Casa Ciências Como os cromossomos realmente são tridimensionalmente

Como os cromossomos realmente são tridimensionalmente

por Alberto Lima


Uma molécula no formato de um X alongado. É assim que a maior parte dos estudantes de biologia e bioquímica imaginam cromossomos. Se você já teve um aula de biologia no ensino médio, deve se lembrar dessa imagem do DNA durante a divisão celular. Teoricamente, é esse o formato de um cromossomo que está prestes a se dividir. No entanto, cientistas acabam de descobrir que a coisa é um pouco diferente.

Pesquisadores da Universidade de Harvard aplicaram técnicas de formação de imagens 3D aos cromossomos. Todavia, ao invés do clássico X alongado, o resultado foi bastante diferente. Na verdade, os cromossomos têm uma estrutura bem mais bagunçada na maior parte do tempo. Assim, as duas cromátides que formam o X só assumem essa forma bem no final da divisão.
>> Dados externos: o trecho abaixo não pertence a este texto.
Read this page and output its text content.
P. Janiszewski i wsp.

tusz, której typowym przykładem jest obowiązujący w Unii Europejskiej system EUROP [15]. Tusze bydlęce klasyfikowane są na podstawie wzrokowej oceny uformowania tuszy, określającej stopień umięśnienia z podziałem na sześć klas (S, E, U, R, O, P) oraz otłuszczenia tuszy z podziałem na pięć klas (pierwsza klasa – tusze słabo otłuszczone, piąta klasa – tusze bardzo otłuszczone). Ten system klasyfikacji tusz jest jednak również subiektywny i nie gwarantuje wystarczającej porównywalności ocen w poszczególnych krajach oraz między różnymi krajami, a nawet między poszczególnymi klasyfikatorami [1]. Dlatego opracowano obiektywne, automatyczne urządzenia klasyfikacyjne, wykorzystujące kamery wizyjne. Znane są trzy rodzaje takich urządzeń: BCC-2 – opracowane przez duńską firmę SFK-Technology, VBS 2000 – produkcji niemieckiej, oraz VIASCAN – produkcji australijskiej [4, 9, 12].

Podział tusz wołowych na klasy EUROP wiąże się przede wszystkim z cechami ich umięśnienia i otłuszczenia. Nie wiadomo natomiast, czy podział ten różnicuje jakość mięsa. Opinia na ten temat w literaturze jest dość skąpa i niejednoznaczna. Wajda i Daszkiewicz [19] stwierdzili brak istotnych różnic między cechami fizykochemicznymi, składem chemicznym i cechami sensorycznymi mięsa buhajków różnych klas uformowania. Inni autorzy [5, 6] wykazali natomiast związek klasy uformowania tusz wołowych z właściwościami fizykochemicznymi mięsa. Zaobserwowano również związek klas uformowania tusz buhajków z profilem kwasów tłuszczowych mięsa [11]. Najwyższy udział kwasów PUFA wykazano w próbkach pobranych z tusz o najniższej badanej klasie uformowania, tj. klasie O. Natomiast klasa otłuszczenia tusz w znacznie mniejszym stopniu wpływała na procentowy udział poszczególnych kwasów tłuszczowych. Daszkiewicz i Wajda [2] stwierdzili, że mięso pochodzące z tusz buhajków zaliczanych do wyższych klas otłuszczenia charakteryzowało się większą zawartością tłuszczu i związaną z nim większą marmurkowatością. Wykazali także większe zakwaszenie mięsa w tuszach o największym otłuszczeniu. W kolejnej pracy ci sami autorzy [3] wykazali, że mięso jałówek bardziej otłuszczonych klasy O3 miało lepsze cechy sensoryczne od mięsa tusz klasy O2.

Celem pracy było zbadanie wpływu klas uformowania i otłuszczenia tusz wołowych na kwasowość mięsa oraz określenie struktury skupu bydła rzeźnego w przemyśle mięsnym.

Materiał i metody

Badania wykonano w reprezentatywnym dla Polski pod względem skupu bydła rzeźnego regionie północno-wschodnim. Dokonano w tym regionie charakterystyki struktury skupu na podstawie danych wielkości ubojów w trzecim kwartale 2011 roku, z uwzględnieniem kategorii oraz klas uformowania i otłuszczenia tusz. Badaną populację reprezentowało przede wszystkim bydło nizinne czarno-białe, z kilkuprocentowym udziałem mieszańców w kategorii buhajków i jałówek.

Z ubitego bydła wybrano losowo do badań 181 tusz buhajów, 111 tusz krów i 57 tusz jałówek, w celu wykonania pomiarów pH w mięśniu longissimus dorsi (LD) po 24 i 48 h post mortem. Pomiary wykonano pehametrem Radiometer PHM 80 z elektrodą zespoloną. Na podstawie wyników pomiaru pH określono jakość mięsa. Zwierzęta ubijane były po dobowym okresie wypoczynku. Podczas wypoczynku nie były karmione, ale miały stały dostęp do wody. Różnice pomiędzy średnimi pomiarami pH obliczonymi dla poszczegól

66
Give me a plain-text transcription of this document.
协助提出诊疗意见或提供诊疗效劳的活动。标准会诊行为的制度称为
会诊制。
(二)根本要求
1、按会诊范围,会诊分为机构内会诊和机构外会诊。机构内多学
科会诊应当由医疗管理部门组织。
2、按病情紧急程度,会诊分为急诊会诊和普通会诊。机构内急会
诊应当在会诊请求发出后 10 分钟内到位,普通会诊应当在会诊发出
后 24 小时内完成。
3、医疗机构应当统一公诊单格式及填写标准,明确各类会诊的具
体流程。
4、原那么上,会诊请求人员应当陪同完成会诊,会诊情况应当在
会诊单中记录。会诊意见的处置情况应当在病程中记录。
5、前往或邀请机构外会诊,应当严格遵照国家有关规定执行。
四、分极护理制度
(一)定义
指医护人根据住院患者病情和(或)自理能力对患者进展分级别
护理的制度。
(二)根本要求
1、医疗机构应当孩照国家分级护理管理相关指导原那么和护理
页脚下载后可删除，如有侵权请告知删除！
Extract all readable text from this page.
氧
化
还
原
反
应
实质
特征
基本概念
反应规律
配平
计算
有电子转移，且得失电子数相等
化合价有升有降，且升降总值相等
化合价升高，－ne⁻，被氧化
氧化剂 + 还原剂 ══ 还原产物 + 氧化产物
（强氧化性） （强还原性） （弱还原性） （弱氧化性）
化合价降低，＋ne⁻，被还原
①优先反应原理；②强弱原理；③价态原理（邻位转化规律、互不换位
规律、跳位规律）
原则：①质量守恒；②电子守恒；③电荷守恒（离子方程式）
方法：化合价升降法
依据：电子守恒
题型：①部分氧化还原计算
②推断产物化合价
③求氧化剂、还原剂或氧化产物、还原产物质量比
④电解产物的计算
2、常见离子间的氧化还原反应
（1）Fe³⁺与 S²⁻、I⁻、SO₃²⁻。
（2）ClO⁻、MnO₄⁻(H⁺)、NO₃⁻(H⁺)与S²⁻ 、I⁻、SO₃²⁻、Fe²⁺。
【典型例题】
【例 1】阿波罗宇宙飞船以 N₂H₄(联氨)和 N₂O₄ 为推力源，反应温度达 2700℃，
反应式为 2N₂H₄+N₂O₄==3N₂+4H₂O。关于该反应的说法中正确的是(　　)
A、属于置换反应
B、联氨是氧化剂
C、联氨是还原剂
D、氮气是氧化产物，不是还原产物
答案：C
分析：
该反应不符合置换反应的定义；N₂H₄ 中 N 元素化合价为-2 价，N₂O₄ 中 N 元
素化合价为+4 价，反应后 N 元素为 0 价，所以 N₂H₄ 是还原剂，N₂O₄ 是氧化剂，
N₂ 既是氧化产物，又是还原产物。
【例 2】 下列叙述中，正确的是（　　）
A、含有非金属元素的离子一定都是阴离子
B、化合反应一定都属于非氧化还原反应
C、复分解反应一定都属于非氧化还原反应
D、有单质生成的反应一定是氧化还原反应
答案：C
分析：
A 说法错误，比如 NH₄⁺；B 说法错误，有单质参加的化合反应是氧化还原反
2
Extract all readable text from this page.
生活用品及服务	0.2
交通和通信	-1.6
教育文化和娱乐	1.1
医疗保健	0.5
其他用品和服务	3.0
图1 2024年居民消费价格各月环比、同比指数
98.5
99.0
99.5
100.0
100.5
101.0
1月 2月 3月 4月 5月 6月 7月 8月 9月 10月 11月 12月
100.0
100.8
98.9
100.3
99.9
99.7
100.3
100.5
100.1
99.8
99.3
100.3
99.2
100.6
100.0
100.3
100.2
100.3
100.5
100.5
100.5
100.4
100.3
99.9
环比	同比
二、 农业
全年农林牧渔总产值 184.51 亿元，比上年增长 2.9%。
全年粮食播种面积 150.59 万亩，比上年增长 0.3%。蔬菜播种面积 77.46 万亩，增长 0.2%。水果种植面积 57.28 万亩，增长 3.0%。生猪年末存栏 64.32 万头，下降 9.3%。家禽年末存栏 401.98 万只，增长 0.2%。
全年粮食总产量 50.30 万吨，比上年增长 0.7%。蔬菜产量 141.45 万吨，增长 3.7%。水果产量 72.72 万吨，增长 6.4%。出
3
“Durante 90% do tempo os cromossomos não existem dessa forma,” afirma Jun-Han Su, uma das autoras do estudo.

Para descobrir isso, os cientistas precisaram de diversas imagens e medidas microscópicas. Após isso, os dados foram processados por um software que dá a imagem 3D da molécula.

O que é um cromossomo, afinal?

Um cromossomo é uma forma de organização do DNA. Ele envolve, além do material genético, diversas proteínas que mantêm o DNA todo junto. Ademais, normalmente, o conhecido formato de X dos cromossomos só se forma quando há uma divisão celular. Isso porque cada lado do X irá para cada uma das duas novas células formadas. Desse modo as duas células têm a mesma quantidade de material genético.

(Image by OpenClipart-Vectors from Pixabay)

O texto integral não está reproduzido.